The potential advantages of using fractional electrodamage over existing cancer treatment modalities include its ability to precisely target cancer cells by leveraging frequency-dependent electrical stimulation, minimizing damage to surrounding healthy tissue. The fractional approach enables a more accurate modeling of cellular responses. It offers real-time monitoring of cellular changes and provides a non-invasive platform for combining with other anticancer therapies.

The experiments were conducted at a fixed temperature of 25 °C and within specific voltage and frequency range to ensure controlled and reproducible conditions. While these parameters optimize experimental accuracy, they limit the direct applicability of findings to varied physiological or clinical environments where temperature and electrical conditions may fluctuate. Future studies should explore a broader range of conditions to enhance generalizability. In future research, nonlinearities in biological responses, such as thresholds for apoptosis or necrosis, will be considered to enhance the analysis of electrodamage. Although statistical tools like ANOVA were employed in this study to analyze experimental data, incorporating more robust statistical methods, such as effect size or regression analysis, could offer deeper insights into the relationships between voltage, frequency, and cellular damage. These approaches would enhance the interpretation of the results by quantifying the strength and nature of these interactions, providing a more comprehensive understanding of the underlying mechanisms.

To enhance its biological relevance, future analyses could explore how this heat generation correlates with known thermal thresholds for cancer cell death. Establishing these correlations would provide a clearer understanding of the role of heat in the electrodamage process.

This will address the current simplification of linear damage trends and provide a more accurate representation of the relationship between voltage, frequency, and biological outcomes.

5. Conclusions

This study demonstrates that fractional electrodamage effectively models the dynamic electrical behavior of A549 cancer cells, highlighting the frequency-dependent nature of dielectric breakdown.

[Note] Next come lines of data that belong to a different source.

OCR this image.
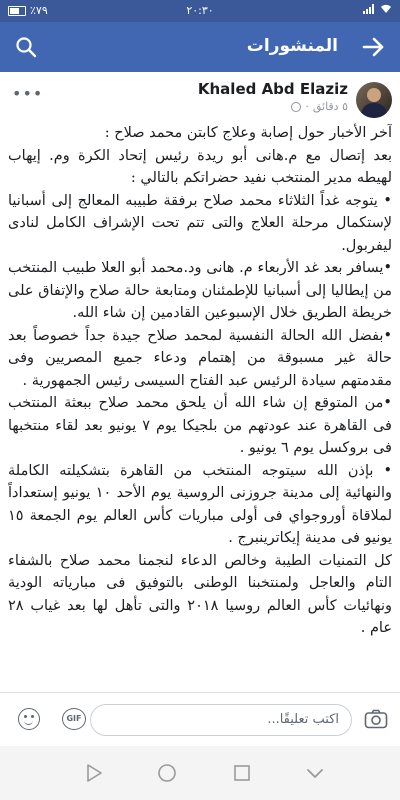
٪٧٩	٢٠:٣٠
المنشورات
•••	Khaled Abd Elaziz
٥ دقائق
·

آخر الأخبار حول إصابة وعلاج كابتن محمد صلاح :

بعد إتصال مع م.هانى أبو ريدة رئيس إتحاد الكرة وم. إيهاب لهيطه مدير المنتخب نفيد حضراتكم بالتالي :

• يتوجه غداً الثلاثاء محمد صلاح برفقة طبيبه المعالج إلى أسبانيا لإستكمال مرحلة العلاج والتى تتم تحت الإشراف الكامل لنادى ليفربول.

•يسافر بعد غد الأربعاء م. هانى ود.محمد أبو العلا طبيب المنتخب من إيطاليا إلى أسبانيا للإطمئنان ومتابعة حالة صلاح والإتفاق على خريطة الطريق خلال الإسبوعين القادمين إن شاء الله.

•بفضل الله الحالة النفسية لمحمد صلاح جيدة جداً خصوصاً بعد حالة غير مسبوقة من إهتمام ودعاء جميع المصريين وفى مقدمتهم سيادة الرئيس عبد الفتاح السيسى رئيس الجمهورية .

•من المتوقع إن شاء الله أن يلحق محمد صلاح ببعثة المنتخب فى القاهرة عند عودتهم من بلجيكا يوم ٧ يونيو بعد لقاء منتخبها فى بروكسل يوم ٦ يونيو .

• بإذن الله سيتوجه المنتخب من القاهرة بتشكيلته الكاملة والنهائية إلى مدينة جروزنى الروسية يوم الأحد ١٠ يونيو إستعداداً لملاقاة أوروجواي فى أولى مباريات كأس العالم يوم الجمعة ١٥ يونيو فى مدينة إيكاترينبرج .

كل التمنيات الطيبة وخالص الدعاء لنجمنا محمد صلاح بالشفاء التام والعاجل ولمنتخبنا الوطنى بالتوفيق فى مبارياته الودية ونهائيات كأس العالم روسيا ٢٠١٨ والتى تأهل لها بعد غياب ٢٨ عام .

GIF	اكتب تعليقًا...
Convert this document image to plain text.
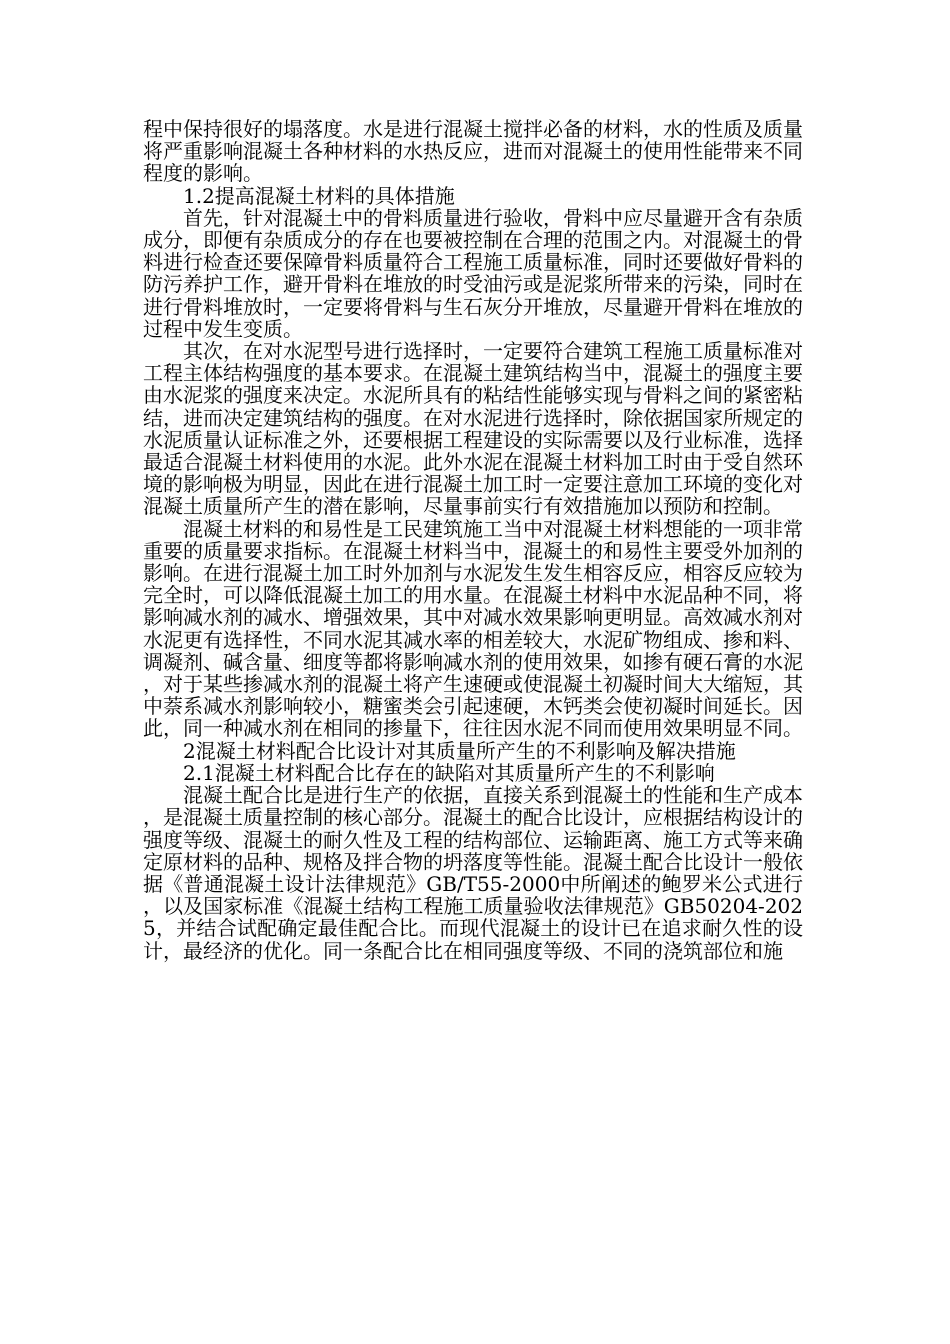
程中保持很好的塌落度。水是进行混凝土搅拌必备的材料，水的性质及质量将严重影响混凝土各种材料的水热反应，进而对混凝土的使用性能带来不同程度的影响。

1.2提高混凝土材料的具体措施

首先，针对混凝土中的骨料质量进行验收，骨料中应尽量避开含有杂质成分，即便有杂质成分的存在也要被控制在合理的范围之内。对混凝土的骨料进行检查还要保障骨料质量符合工程施工质量标准，同时还要做好骨料的防污养护工作，避开骨料在堆放的时受油污或是泥浆所带来的污染，同时在进行骨料堆放时，一定要将骨料与生石灰分开堆放，尽量避开骨料在堆放的过程中发生变质。

其次，在对水泥型号进行选择时，一定要符合建筑工程施工质量标准对工程主体结构强度的基本要求。在混凝土建筑结构当中，混凝土的强度主要由水泥浆的强度来决定。水泥所具有的粘结性能够实现与骨料之间的紧密粘结，进而决定建筑结构的强度。在对水泥进行选择时，除依据国家所规定的水泥质量认证标准之外，还要根据工程建设的实际需要以及行业标准，选择最适合混凝土材料使用的水泥。此外水泥在混凝土材料加工时由于受自然环境的影响极为明显，因此在进行混凝土加工时一定要注意加工环境的变化对混凝土质量所产生的潜在影响，尽量事前实行有效措施加以预防和控制。

混凝土材料的和易性是工民建筑施工当中对混凝土材料想能的一项非常重要的质量要求指标。在混凝土材料当中，混凝土的和易性主要受外加剂的影响。在进行混凝土加工时外加剂与水泥发生发生相容反应，相容反应较为完全时，可以降低混凝土加工的用水量。在混凝土材料中水泥品种不同，将影响减水剂的减水、增强效果，其中对减水效果影响更明显。高效减水剂对水泥更有选择性，不同水泥其减水率的相差较大，水泥矿物组成、掺和料、调凝剂、碱含量、细度等都将影响减水剂的使用效果，如掺有硬石膏的水泥，对于某些掺减水剂的混凝土将产生速硬或使混凝土初凝时间大大缩短，其中萘系减水剂影响较小，糖蜜类会引起速硬，木钙类会使初凝时间延长。因此，同一种减水剂在相同的掺量下，往往因水泥不同而使用效果明显不同。

2混凝土材料配合比设计对其质量所产生的不利影响及解决措施

2.1混凝土材料配合比存在的缺陷对其质量所产生的不利影响

混凝土配合比是进行生产的依据，直接关系到混凝土的性能和生产成本，是混凝土质量控制的核心部分。混凝土的配合比设计，应根据结构设计的强度等级、混凝土的耐久性及工程的结构部位、运输距离、施工方式等来确定原材料的品种、规格及拌合物的坍落度等性能。混凝土配合比设计一般依据《普通混凝土设计法律规范》GB/T55-2000中所阐述的鲍罗米公式进行，以及国家标准《混凝土结构工程施工质量验收法律规范》GB50204-2025，并结合试配确定最佳配合比。而现代混凝土的设计已在追求耐久性的设计，最经济的优化。同一条配合比在相同强度等级、不同的浇筑部位和施
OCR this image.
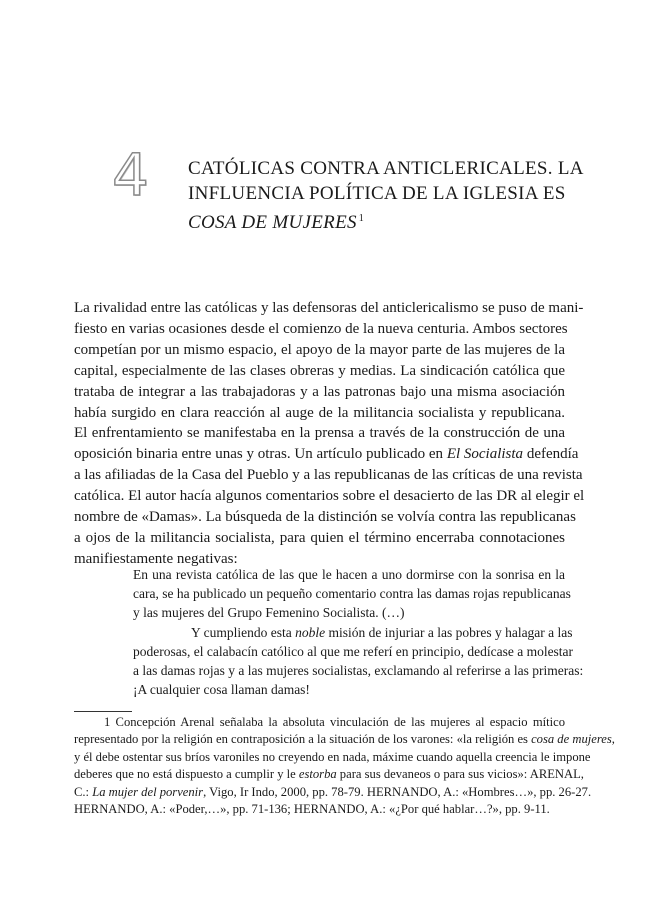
4 CATÓLICAS CONTRA ANTICLERICALES. LA
INFLUENCIA POLÍTICA DE LA IGLESIA ES
COSA DE MUJERES $^1$
La rivalidad entre las católicas y las defensoras del anticlericalismo se puso de mani-
fiesto en varias ocasiones desde el comienzo de la nueva centuria. Ambos sectores
competían por un mismo espacio, el apoyo de la mayor parte de las mujeres de la
capital, especialmente de las clases obreras y medias. La sindicación católica que
trataba de integrar a las trabajadoras y a las patronas bajo una misma asociación
había surgido en clara reacción al auge de la militancia socialista y republicana.
El enfrentamiento se manifestaba en la prensa a través de la construcción de una
oposición binaria entre unas y otras. Un artículo publicado en El Socialista defendía
a las afiliadas de la Casa del Pueblo y a las republicanas de las críticas de una revista
católica. El autor hacía algunos comentarios sobre el desacierto de las DR al elegir el
nombre de «Damas». La búsqueda de la distinción se volvía contra las republicanas
a ojos de la militancia socialista, para quien el término encerraba connotaciones
manifiestamente negativas:
En una revista católica de las que le hacen a uno dormirse con la sonrisa en la
cara, se ha publicado un pequeño comentario contra las damas rojas republicanas
y las mujeres del Grupo Femenino Socialista. (…)
Y cumpliendo esta noble misión de injuriar a las pobres y halagar a las
poderosas, el calabacín católico al que me referí en principio, dedícase a molestar
a las damas rojas y a las mujeres socialistas, exclamando al referirse a las primeras:
¡A cualquier cosa llaman damas!
1 Concepción Arenal señalaba la absoluta vinculación de las mujeres al espacio mítico
representado por la religión en contraposición a la situación de los varones: «la religión es cosa de mujeres,
y él debe ostentar sus bríos varoniles no creyendo en nada, máxime cuando aquella creencia le impone
deberes que no está dispuesto a cumplir y le estorba para sus devaneos o para sus vicios»: ARENAL,
C.: La mujer del porvenir, Vigo, Ir Indo, 2000, pp. 78-79. HERNANDO, A.: «Hombres…», pp. 26-27.
HERNANDO, A.: «Poder,…», pp. 71-136; HERNANDO, A.: «¿Por qué hablar…?», pp. 9-11.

The use of the Riemann–Liouville fractional calculus theory offers unparalleled precision in simulating electrocapacitive responses, enabling the identification of key thresholds for cellular damage. These findings open new opportunities for advancing cancer diagnostics and therapies, particularly through non-invasive, targeted techniques such as electrochemical hyperthermia and electroporation. The integration of experimental data with robust mathematical modeling underscores the potential of fractional approaches to revolutionize cancer treatment by minimizing harm to healthy tissues while enhancing therapeutic efficacy. The novel aspects of this work include the application of fractional calculus to model electrodamage in A549 lung cancer cells, revealing a frequency-dependent dielectric breakdown mechanism. This study incorporates non-integer order mathematical modeling with experimental validations, pointing out the superior accuracy of the Riemann–Liouville theory compared to other fractional approaches. This work not only advances our understanding of cell–electrical interactions but also sets the stage for innovative applications in biotechnology and precision medicine.